JAKARTA – Kredit perbankan tumbuh signifikan hingga Februari 2025. Otoritas Jasa Keuangan (OJK) melaporkan pertumbuhan tersebut mencapai 10,3 persen secara tahunan atau sebesar Rp7.825 triliun.
Dalam Rapat Dewan Komisioner Bulanan (RDKB) har ini, Jumat (11/4), Kepala Eksekutif Pengawas Perbankan OJK, Dian Ediana Rae, menyampaikan bahwa kredit investasi menjadi penyumbang pertumbuhan tertinggi dengan 14,62 persen, diikuti kredit konsumsi (10,31 persen), dan kredit modal kerja (7,66 persen).
“Kinerja intermediasi perbankan relatif stabil dengan profil risiko yang tetap terjaga. Pada Februari 2025 pertumbuhan kredit masih melanjutkan double digit growth sebesar 10,30 persen yoy,” kata Dian.
Bank BUMN, kata Dian, tercatat sebagai pendorong utama pertumbuhan kredit dengan angka 10,93 persen secara tahunan, atau year on year (yoy)
Sedangkan kredit korporasi berdasarkan kategori debitur, tumbuh sebesar 15,95 persen, dan kredit untuk usaha mikro, kecil, dan menengah (UMKM) mencatatkan pertumbuhan sebesar 2,51 persen.

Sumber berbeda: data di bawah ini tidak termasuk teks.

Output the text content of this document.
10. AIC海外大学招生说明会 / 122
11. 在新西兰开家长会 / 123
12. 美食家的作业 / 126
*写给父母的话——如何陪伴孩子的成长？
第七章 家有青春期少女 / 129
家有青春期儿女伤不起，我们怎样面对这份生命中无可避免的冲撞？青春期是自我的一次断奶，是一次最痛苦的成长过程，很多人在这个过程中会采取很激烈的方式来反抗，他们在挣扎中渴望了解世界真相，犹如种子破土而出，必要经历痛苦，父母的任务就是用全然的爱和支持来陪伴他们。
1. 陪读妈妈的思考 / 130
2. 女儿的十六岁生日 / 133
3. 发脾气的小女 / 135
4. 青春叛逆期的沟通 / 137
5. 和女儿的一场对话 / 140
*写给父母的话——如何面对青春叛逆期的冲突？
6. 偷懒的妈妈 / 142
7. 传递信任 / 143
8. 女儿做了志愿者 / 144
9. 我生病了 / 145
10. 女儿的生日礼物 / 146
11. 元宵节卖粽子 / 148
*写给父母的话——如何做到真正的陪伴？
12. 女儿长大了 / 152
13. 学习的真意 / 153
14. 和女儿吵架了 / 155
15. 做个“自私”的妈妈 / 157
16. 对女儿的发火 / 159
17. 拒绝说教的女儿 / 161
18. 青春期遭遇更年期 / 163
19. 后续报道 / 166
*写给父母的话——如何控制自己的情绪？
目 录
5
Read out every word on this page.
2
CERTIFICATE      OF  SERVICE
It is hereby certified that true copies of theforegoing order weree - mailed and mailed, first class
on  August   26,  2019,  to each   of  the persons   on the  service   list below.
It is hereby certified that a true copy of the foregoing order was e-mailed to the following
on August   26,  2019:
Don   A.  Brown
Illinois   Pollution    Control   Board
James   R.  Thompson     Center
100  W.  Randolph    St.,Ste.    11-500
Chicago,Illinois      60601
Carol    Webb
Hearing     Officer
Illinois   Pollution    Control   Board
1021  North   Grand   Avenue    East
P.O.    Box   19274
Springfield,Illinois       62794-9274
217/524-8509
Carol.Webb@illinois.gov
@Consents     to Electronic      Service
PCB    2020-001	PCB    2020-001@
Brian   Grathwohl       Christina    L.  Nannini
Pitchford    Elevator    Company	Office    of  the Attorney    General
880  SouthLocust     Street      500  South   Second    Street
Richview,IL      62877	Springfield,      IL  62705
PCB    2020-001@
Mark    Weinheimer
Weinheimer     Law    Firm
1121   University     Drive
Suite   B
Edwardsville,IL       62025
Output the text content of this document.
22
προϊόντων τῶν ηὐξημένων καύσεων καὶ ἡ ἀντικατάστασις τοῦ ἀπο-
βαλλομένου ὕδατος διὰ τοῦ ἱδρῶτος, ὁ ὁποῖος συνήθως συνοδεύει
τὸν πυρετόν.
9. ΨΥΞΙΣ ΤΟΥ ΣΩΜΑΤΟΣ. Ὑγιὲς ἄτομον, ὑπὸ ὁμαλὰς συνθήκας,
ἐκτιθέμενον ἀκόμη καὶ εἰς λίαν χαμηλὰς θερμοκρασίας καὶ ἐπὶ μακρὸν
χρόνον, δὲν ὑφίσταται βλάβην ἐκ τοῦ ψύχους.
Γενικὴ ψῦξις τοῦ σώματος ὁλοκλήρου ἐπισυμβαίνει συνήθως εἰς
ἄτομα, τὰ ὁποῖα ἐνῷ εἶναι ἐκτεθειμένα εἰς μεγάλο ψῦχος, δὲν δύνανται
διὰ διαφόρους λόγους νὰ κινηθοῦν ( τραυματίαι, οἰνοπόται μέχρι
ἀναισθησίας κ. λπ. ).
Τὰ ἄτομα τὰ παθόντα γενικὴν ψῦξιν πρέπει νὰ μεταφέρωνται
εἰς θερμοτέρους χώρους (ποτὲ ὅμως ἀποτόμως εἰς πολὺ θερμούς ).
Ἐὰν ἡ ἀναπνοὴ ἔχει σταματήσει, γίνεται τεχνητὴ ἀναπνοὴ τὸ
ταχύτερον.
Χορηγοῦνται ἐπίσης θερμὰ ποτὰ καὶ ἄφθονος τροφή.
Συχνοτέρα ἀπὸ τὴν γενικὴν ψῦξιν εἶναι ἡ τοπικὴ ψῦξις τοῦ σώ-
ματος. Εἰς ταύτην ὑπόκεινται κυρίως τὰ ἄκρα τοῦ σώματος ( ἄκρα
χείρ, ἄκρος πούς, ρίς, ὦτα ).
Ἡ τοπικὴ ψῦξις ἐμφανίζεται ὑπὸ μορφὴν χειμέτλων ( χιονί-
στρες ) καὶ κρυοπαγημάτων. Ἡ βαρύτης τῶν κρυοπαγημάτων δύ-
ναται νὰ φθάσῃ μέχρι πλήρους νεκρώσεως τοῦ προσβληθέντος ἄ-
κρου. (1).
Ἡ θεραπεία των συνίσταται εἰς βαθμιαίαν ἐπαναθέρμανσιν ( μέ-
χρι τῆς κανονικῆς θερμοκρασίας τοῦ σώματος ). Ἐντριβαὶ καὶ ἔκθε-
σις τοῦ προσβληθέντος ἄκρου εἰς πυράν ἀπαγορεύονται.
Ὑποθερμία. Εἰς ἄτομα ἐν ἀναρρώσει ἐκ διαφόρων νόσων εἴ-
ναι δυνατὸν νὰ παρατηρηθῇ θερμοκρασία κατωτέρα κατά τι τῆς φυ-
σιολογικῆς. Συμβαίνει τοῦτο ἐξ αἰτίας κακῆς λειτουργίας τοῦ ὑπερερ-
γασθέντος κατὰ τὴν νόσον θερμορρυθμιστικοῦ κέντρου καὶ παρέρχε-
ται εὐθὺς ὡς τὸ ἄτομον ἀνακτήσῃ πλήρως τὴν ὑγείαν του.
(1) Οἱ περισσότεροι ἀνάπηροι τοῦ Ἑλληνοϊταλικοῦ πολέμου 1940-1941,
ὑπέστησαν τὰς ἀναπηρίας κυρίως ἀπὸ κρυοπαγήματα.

Kondisi likuiditas industri perbankan pada Februari 2025 pun tetap memadai. Hal ini tercermin dari rasio alat likuid terhadap non-core deposit (ALNCD) yang tercatat sebesar 116,76 persen, meningkat dari posisi Januari sebelumnya sebesar 114,86 persen.
Sementara rasio alat likuid terhadap dana pihak ketiga (ALDPK) tercatat sebesar 26,35 persen, naik dari Januari 2025 yang sebesar 26,03 persen. Kedua rasio tersebut masih jauh di atas threshold masing-masing sebesar 50 persen dan 10 persen. Adapun, liquidity coverage ratio (LCR) berada di level tinggi, yakni sebesar 210,14 persen.
OJK juga melaporkan, bahwa kualitas kredit perbankan juga tetap terjaga. Rasio kredit bermasalah atau non-performing loan (NPL) gross, tercatat sebesar 2,22 persen.
“Angka ini sedikit meningkat dibandingkan posisi Januari yang sebesar 2,18 persen,” ucapnya.
Sementara itu, NPL net tercatat sebesar 0,81 persen, naik tipis dari posisi Januari yang sebesar 0,79 persen.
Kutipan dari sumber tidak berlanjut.